MOVIE REVIEW ★★★ 1/2 A Bold Red Balloon
Drifting Quietly Through Parisian Lives
Flight of the Red Balloon
Directed by Hou Hsiao-hsien
Written by Hou Hsiao-hsien and François Margolin
Starring: Juliette Binoche, Simon Iteanu, and Fang Song
Rated PG
Opens Friday, April 18 in Limited Release
In Hou Hsiao-hsien’s Flight of the Red Balloon, the balloon in question seems to drift into every corner of a melancholy-tinged Paris; it drags through a quiet skyline and is glazed onto the side of a building, it sits within oil paintings and computer screens. Most prominently, the balloon occupies an unspoken space in a small network of Parisian lives: it sparks their perception and weighs on their memory.
But Hou’s film is largely concerned with looking at life through a lens attuned to the small aesthetic wonders of the world, the abstract mess of color and sound that usually captivates children. Consequently, the film’s gaze usually springs from that of a little boy, Simon (Simon Iteanu), and expands to the adults that are a part of his life. While the film traces these interweaving lives, the balloon repeatedly — insistently — drifts in and out of scenes, vibrantly red and full of life.
The action taking place in the forefront of the film is slightly more defined than the balloon’s vague, drifting path (but only slightly). It focuses primarily on Simon, his mother Suzanne (Juliette Binoche), and his baby-sitter Song (Fang Song). Flight offers fragments of their lives, fluidly and beautifully linked to give us an understanding of its characters, but ones that don’t build to any conventional narrative structure. Hou’s film is truly, and unabashedly, about nothing more than the way a child presses into his own reflection in a car window, or the way a mother looks at her child.
One of the reasons Flight doesn’t need to rely on the usual film pyrotechnics is Suzanne, an explosive and unforgettable character in her own right. The highest praise I can offer Binoche’s performance is that I have rarely seen a female character so vibrant and engaging outside of an Almodóvar film. In the mold of Penelope Cruz’s character in Volver, Suzanne is all color and choler; she both smiles and scowls with a full-bodied vitality, and sheds tears without a bit of melodrama. The only fitting outlet for her volatile expressiveness is in her performances as a puppetmaster (an affectionate reference to Hou’s previous film, The Puppetmaster). Suzanne roots herself deeply in this Chinese art form, and channels both her melancholy and delight into tales of men who try to boil the sea to find their lost lovers.

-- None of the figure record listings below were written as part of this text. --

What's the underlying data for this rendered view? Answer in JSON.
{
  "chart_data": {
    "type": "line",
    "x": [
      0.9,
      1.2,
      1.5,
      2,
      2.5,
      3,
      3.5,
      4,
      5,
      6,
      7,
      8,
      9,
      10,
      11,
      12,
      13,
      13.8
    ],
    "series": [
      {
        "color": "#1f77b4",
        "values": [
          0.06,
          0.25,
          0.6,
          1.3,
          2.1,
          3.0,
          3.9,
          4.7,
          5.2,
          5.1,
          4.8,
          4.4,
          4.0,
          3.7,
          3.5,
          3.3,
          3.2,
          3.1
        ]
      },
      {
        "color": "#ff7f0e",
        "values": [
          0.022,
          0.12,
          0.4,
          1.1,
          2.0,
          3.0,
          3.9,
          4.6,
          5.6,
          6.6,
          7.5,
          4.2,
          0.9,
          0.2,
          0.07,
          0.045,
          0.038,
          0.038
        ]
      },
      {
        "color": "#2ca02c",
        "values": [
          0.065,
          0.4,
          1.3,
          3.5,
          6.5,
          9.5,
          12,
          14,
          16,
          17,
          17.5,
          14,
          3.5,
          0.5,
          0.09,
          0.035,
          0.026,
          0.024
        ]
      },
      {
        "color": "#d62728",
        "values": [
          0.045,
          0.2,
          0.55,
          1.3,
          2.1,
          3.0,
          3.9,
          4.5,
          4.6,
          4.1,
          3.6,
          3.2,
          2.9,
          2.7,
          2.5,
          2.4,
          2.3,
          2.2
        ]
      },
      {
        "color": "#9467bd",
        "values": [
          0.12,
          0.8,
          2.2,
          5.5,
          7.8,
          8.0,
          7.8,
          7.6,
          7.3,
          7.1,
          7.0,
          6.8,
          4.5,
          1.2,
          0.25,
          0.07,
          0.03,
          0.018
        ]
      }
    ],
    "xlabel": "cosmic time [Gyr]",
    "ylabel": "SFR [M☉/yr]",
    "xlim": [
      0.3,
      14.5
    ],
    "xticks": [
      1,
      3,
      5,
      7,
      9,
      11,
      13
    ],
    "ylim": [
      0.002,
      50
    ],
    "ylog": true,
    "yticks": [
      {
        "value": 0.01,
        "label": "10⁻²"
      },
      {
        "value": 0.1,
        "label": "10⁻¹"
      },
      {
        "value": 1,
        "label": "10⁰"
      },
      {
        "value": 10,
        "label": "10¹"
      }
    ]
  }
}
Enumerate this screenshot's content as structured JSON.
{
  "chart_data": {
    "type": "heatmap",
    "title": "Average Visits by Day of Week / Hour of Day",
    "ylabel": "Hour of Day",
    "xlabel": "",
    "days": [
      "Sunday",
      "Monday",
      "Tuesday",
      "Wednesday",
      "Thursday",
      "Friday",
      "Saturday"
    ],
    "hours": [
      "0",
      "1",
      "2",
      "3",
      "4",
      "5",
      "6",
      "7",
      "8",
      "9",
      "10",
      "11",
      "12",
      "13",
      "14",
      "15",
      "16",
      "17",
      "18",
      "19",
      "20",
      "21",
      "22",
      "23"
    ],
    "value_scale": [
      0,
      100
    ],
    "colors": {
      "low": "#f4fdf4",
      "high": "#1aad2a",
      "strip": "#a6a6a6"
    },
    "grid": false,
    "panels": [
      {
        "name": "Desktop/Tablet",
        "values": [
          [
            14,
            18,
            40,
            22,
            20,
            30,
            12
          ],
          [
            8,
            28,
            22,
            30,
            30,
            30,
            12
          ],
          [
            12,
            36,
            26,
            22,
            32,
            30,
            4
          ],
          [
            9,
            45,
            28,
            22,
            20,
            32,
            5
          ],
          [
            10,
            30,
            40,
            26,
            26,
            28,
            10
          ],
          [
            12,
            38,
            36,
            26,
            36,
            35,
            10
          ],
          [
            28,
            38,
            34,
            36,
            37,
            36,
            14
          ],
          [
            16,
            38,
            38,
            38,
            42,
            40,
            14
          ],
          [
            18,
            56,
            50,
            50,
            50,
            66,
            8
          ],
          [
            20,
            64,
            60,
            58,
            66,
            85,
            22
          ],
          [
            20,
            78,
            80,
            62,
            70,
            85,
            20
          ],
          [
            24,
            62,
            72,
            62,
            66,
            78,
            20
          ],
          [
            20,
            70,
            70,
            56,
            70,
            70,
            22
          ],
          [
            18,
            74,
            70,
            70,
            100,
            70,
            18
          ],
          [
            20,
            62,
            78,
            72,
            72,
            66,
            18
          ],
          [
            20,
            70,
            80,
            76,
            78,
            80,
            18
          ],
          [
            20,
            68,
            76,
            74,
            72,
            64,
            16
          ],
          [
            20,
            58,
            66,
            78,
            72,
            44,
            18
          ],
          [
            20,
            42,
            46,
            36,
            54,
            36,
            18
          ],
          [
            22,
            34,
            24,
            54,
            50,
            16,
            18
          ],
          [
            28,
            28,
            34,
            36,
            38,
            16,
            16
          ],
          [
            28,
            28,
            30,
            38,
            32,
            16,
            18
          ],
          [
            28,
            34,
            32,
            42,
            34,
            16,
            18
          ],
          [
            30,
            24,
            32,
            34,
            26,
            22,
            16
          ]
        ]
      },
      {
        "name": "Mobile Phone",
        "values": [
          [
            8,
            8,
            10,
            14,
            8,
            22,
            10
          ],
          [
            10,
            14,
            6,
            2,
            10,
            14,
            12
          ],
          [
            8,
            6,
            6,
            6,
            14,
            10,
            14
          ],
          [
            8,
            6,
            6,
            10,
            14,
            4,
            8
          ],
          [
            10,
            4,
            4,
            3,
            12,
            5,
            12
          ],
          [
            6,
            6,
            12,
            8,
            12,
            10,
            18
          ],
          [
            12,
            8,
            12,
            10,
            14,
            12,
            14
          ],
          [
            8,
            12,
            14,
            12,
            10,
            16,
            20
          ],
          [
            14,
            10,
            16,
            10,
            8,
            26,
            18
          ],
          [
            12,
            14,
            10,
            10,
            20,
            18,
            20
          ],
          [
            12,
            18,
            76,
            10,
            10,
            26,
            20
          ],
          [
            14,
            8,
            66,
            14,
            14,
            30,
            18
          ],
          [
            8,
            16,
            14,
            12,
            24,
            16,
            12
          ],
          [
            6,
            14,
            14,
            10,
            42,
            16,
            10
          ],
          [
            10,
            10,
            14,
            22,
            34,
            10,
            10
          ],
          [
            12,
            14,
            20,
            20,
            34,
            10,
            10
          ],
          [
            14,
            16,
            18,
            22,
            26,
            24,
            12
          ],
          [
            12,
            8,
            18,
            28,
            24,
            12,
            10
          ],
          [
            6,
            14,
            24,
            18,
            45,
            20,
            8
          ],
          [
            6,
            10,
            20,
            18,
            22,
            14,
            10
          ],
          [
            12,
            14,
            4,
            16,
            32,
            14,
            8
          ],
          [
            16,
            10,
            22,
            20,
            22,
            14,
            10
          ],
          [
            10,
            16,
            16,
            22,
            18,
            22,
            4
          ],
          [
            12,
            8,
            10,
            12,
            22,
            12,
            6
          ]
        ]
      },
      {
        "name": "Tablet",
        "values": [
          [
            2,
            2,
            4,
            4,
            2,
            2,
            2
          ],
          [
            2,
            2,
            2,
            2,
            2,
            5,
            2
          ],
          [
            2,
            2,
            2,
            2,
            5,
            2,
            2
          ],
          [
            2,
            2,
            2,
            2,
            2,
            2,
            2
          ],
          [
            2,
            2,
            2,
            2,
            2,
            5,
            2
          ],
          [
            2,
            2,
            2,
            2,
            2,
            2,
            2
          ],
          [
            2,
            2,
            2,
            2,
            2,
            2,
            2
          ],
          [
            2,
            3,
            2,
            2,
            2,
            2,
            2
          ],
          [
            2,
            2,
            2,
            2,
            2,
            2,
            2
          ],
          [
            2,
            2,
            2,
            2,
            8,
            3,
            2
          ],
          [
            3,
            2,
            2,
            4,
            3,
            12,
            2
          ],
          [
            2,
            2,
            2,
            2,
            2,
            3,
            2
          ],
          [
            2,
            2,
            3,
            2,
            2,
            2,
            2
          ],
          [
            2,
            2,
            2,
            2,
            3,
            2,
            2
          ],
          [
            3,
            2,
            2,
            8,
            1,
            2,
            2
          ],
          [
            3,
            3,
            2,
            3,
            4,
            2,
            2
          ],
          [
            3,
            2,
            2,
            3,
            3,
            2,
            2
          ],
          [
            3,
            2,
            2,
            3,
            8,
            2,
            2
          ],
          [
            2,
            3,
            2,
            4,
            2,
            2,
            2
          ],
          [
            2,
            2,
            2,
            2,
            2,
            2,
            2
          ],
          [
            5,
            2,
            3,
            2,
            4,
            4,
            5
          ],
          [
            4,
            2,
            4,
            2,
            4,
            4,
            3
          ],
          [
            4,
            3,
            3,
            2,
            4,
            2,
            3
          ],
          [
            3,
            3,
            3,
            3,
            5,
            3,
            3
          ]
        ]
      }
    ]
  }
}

The film sometimes drifts into unexplained memories of Simon with his sister, Louise (Louise Margolin), but largely focuses on Song, Simon, and Suzanne. The film’s heart seems to hide somewhere in the scenes when Song and Simon are walking through the streets of Paris. Song is a film student from China and, referencing the 1956 film The Red Balloon (which also seems to be this film’s inspiration), she uses her hand-held camera to make films that clearly echo Hou’s own conscience as a director (they are about a red balloon).
Like almost every other bit of Flight of the Red Balloon, Song demonstrates a kind of subdued vigor; she reveals everything about herself in quiet gestures. We are shown bits of her films, and they provide a deeper dialogue about Song’s character than anything else we could hope for. Like the balloon framed in Song’s handicam, bobbing quietly, Hou’s film leaves us with abstract, but deeply enduring emotion.